I have been an active participant in the Tea Party movement since 2008 and have seen the movement get some big wins by sticking to the original idea of reducing the size of the federal government. Where I fault some in the movement is when the different thoughts within the movement begin to fight with each other and with those that identify themselves as libertarians or Republicans. Disagreement and debate in politics and government is essential, but when those disagreements turn into attacks and people walking away from the debate, you end up with all sides losing. It is time to stop this fighting and start winning.

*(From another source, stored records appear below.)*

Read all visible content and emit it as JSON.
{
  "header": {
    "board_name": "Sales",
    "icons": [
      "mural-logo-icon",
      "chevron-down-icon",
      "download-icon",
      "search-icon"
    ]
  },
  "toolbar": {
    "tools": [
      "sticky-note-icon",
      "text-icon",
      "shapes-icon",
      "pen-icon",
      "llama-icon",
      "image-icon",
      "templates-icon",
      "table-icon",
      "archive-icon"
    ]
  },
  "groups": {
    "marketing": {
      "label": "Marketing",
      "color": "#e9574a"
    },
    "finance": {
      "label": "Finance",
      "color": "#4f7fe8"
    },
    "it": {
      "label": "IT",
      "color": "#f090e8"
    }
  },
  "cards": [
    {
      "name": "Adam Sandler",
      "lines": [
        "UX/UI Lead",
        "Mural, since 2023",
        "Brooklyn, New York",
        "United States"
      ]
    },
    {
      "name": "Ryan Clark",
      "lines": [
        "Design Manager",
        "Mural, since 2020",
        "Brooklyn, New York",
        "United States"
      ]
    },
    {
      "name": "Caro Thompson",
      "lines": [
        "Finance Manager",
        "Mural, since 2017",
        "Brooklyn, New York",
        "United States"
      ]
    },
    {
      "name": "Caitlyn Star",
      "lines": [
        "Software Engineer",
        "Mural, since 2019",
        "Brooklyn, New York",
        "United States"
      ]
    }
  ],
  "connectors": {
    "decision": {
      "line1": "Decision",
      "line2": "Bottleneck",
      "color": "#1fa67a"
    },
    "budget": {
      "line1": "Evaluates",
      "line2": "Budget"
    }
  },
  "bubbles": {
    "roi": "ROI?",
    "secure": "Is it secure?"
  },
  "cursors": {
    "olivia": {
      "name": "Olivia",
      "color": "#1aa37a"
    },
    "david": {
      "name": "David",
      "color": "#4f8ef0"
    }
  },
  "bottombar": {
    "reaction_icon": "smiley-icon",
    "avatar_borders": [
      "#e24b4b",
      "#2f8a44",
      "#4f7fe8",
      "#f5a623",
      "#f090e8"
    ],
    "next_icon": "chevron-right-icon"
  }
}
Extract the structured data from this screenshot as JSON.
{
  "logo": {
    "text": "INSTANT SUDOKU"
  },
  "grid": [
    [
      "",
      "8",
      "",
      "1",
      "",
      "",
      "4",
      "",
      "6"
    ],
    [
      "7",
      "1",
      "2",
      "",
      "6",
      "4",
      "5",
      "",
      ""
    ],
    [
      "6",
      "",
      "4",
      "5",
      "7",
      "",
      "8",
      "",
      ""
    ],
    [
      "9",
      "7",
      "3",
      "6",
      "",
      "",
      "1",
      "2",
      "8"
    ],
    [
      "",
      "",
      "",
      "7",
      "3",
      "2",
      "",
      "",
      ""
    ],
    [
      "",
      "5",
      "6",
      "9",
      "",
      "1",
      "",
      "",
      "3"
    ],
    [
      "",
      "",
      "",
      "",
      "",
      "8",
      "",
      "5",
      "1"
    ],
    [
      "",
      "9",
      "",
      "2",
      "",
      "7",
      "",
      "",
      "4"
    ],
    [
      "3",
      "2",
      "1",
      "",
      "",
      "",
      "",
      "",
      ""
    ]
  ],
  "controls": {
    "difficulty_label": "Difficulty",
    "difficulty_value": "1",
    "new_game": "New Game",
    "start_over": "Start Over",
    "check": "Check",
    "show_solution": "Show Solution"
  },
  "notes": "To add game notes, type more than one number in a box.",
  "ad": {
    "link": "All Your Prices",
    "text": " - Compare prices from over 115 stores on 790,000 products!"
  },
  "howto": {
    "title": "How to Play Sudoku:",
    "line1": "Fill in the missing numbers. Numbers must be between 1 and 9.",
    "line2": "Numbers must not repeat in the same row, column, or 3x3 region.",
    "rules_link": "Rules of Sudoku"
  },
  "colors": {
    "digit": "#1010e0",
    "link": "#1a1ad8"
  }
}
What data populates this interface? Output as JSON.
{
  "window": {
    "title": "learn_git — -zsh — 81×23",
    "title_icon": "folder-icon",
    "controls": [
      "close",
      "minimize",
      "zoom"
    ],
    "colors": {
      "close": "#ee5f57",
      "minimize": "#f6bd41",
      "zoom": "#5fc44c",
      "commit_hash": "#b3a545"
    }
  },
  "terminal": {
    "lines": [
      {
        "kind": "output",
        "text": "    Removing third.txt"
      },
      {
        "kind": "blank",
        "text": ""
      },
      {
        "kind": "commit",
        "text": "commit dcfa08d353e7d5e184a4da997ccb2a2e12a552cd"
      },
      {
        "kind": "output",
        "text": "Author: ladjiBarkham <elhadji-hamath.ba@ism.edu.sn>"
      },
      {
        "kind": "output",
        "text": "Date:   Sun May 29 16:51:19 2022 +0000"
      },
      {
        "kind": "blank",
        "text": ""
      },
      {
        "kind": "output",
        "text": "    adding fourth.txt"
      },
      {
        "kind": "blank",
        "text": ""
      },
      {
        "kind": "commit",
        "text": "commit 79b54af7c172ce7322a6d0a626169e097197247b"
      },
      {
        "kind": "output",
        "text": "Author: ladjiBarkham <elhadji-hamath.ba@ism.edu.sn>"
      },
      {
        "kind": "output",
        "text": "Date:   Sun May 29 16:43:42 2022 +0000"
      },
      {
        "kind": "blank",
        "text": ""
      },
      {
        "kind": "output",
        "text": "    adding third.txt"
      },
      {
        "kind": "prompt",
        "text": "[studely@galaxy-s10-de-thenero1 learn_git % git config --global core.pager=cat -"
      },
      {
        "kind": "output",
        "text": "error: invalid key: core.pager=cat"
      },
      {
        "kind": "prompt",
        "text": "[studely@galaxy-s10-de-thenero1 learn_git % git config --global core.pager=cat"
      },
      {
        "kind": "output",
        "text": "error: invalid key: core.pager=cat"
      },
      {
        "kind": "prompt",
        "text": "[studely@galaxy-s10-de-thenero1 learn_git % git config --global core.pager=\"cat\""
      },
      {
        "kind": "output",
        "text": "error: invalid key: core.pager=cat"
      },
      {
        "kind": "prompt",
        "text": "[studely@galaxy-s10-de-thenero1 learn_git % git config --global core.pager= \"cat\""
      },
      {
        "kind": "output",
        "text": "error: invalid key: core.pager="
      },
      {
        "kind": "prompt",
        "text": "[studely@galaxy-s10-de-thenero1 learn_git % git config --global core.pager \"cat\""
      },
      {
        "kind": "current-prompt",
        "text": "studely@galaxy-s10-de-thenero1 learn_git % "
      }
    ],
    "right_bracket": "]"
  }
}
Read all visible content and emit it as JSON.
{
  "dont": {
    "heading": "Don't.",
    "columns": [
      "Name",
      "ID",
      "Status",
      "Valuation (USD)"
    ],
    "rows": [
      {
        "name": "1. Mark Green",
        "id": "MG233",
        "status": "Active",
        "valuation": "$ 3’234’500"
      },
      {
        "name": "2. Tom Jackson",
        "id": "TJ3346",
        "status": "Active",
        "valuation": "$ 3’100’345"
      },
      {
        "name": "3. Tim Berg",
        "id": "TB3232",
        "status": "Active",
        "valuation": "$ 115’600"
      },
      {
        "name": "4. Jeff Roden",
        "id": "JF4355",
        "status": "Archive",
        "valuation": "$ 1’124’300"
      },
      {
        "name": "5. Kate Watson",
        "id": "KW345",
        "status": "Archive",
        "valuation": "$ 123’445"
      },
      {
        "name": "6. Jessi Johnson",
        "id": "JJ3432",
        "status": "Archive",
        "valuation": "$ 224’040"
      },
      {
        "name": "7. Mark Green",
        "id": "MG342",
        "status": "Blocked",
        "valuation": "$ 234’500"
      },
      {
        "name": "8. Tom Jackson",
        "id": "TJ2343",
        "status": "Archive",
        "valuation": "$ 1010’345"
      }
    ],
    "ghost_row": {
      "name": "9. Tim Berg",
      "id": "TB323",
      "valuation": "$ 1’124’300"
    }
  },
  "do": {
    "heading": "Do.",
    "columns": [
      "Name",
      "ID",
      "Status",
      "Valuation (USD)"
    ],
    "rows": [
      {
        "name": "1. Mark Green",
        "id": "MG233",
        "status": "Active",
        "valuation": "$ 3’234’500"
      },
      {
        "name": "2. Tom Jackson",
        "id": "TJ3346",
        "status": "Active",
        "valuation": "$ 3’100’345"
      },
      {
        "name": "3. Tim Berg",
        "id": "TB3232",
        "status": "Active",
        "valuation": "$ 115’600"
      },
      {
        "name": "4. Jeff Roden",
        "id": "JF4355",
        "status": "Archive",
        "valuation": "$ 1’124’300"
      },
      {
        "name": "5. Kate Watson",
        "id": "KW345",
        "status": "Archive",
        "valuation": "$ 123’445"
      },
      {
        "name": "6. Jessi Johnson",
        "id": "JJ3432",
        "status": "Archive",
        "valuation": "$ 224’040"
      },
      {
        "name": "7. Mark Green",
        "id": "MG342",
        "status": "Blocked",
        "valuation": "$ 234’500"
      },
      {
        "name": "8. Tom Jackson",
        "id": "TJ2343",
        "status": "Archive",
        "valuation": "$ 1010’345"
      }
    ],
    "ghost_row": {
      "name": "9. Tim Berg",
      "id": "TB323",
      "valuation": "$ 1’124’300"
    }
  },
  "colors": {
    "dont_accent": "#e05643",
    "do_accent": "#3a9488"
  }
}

On Fox Business Network’s show “Stossel” last week, the host John Stossel introduced guests from different political perspectives to a crowd of college-age libertarians. One exchange particularly highlighted the problem of discourse between conservatives and libertarians. Well known author and conservative Ann Coulter was challenged by a young libertarian on the question of legalizing marijuana. Coulter rejected the question by stating our problem is that we are in a welfare state and that legalizing marijuana at this time would only compound the problem. She also accused the libertarians of using the drug issue to win favor with their liberal friends. Her answer was quickly rejected by the crowd of young libertarians. The result of this kind of exchange will likely be the young libertarians dismissing any of Coulter’s arguments and Coulter will continue to admonish the libertarian movement for its insistence on putting the drug question out front.
Coulter and the young libertarians have many issues they can (and do) agree upon. Instead of finding common ground on those issues and working together, too many times the differences define the relationship. The same happens with the Tea Party vs Republicans, Republican vs libertarians and libertarians vs conservatives. Instead of looking for ways to create coalitions and consensus, we put a laser focus on our differences. And that is not a winning strategy.
I urge my friends that are conservative, libertarian, Republican and independent to keep up the debate. It helps us all define our beliefs and sharpen our thoughts. But let us all make a bigger and better effort to educate ourselves and others on the areas in which we agree. Let us all take those areas of agreement and turn them into action. Then we will all start winning.